Eine der einprägsamsten Gestalten schrieb Enid Blyton mit dem Mädchen „George“ nieder. Dieses Mädchen aus den Fünf Freunden wollte immer gerne ein Junge sein. Enid Blyton gab zu, dass es sich bei diesem Mädchen um ihr eigenes Ego in diesem Alter handelt. Ein junger Mensch, der im Alter der Pubertät sein Rebellensein austestet und versucht einen Weg in der Gesellschaft zu finden, ohne seine eigenen Prinzipien, Werte, Ideale und Moralvorstellungen zu verletzen. Es gibt Jugendphotos von Enid Blyton, die eine große Übereinstimmung mit „Georges“ beschriebenem Aussehen in den Fünf Freunden haben.

Einem befreundeten Inspektor Jenks widmete Enid Blyton eine Rolle in der Bücherserie Geheimnis um ...

Bill Smugs aus der Abenteuer-Serie entstand durch eine Reisebekanntschaft Blytons, der Mann suchte sich den Namen Bill Smugs selbst aus. Ebenso entstammt der Vorschlag aus  seiner eigenen Idee, als Polizeiinspektor in den Büchern aufzutauchen.

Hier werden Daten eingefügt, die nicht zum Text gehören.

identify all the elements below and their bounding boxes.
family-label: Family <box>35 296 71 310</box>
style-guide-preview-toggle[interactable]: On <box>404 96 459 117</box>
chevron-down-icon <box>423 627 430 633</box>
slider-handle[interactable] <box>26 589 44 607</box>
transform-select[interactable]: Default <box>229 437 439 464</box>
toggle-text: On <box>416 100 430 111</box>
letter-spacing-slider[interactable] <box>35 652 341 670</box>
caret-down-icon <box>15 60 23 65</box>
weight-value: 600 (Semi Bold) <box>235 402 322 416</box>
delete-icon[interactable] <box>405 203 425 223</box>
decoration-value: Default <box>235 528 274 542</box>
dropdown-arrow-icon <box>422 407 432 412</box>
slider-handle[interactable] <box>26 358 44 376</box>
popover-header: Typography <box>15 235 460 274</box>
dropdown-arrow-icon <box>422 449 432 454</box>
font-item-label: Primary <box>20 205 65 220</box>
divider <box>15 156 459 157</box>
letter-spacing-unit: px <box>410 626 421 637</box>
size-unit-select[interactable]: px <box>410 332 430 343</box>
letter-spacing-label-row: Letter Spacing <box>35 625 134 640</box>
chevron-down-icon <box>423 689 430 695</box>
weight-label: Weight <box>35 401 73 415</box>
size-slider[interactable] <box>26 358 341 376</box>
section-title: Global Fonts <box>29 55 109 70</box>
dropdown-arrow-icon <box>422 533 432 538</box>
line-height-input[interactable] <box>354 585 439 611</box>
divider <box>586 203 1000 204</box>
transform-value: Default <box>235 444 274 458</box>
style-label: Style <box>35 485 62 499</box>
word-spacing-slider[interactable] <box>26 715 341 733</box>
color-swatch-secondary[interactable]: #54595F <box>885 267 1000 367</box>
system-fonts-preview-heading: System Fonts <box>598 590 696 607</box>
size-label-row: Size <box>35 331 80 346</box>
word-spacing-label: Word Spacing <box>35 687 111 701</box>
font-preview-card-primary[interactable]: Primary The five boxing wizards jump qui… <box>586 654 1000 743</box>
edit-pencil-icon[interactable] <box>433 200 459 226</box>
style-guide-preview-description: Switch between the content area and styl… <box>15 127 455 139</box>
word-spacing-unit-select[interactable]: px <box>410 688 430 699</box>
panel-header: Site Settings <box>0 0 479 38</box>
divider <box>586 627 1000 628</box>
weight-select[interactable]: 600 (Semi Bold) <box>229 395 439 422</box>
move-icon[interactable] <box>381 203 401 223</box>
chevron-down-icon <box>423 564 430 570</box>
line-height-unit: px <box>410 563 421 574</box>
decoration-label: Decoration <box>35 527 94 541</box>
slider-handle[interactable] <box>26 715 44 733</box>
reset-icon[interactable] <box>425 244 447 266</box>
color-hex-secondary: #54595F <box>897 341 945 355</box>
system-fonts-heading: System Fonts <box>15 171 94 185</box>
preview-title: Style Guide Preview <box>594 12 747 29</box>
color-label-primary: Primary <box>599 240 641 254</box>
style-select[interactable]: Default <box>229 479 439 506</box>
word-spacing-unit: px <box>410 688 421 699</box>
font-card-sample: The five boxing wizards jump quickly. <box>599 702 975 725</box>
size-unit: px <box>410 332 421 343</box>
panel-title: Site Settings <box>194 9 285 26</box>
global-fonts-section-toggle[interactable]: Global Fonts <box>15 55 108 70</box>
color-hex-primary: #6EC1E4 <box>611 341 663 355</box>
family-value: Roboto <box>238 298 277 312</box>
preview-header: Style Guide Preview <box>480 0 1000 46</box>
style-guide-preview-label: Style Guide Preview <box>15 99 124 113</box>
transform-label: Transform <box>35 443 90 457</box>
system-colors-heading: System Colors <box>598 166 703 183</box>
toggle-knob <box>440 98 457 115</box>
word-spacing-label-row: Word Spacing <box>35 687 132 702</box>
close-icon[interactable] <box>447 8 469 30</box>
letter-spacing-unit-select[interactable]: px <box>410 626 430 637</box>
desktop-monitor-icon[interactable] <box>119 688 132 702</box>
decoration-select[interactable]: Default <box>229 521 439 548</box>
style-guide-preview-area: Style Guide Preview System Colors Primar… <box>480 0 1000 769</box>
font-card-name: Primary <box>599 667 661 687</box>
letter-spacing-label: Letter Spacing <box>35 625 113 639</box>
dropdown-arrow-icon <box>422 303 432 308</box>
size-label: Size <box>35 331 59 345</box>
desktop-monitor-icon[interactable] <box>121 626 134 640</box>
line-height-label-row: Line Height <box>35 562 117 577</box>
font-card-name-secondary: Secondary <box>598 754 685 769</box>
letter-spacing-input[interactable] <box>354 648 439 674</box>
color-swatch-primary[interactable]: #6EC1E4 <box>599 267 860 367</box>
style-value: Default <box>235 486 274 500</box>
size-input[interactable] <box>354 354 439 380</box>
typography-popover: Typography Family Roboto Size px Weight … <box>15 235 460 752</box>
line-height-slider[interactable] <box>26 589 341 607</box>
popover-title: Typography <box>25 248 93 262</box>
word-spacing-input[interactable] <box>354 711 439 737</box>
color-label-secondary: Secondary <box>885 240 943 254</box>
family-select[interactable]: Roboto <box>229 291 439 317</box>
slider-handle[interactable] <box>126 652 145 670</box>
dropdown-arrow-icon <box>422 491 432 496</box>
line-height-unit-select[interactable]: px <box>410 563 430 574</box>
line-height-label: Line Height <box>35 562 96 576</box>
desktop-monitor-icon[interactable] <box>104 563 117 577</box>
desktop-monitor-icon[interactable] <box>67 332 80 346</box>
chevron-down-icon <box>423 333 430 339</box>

Bei allem wollen wir aber eine Buchreihe nicht vergessen, die wohl bei vielen ehemaligen Kindern und Nochkindern bekannt ist: Hanni und Nanni. , sie hießen in der der originalen Fassung Patricia und Isabel O´Sullivan und entstammten irischen Wurzeln. Die Vorlagen zu diesen beiden haben wir einem Zwillingsgeschwisterpaar zu verdanken, welches Enid Blyton als Schülerin traf. Die Kulisse für diese Geschichten spielt die St.-Clare-Schule, deren Vorbild das Internat ist, das Blyton selbst im gleichen Alter wie die Buchcharaktere besuchte.

 

Und nun ein wenig statistische Daten zu den Werken von Enid Blyton:

 

In Deutschland gab es Enid Blytons Werke ab dem Jahr 1950 käuflich zu erwerben. Ihre Bücher erschienen aber nicht nur in Großbritannien und in Deutschland zu der Zeit, sondern auch noch in weiteren 37 Ländern auf unserem Globus. Und jetzt festhalten! Übersetzt wurden ihre Texte in über 100 Sprachen. Enid Blyton schrieb zu dieser Zeit täglich zwischen 10.000 und 12.000 Wörter. Ihre Karriere brachte sie in die „unangenehme“ Situation, dass die Nachfrage der Verleger nach ihren Büchern so groß wurde, dass sie sich gezwungen sah täglich soviel zu schreiben. Sie setzte es sich, solange es ihr irgendwie möglich gewesen war, zum Ziel ihre Leser wann immer, und solange als irgendwie möglich, zufrieden zu stellen.

Wenn es denn stimmt, dann veröffentlichte Enid Blyton 1957 sage und schreibe, oder sollte ich lieber sagen, sage und staune, 37 neue Bücher. Enid Blyton wurde als Autorin fast international zu einem Begriff. In den USA konnten die Leser leider nicht wirklich viel mit Enid Blytons Bücher anfangen und sie deshalb nie eine große Leserschaft auf dem Nordamerikanischen Kontinent gewinnen.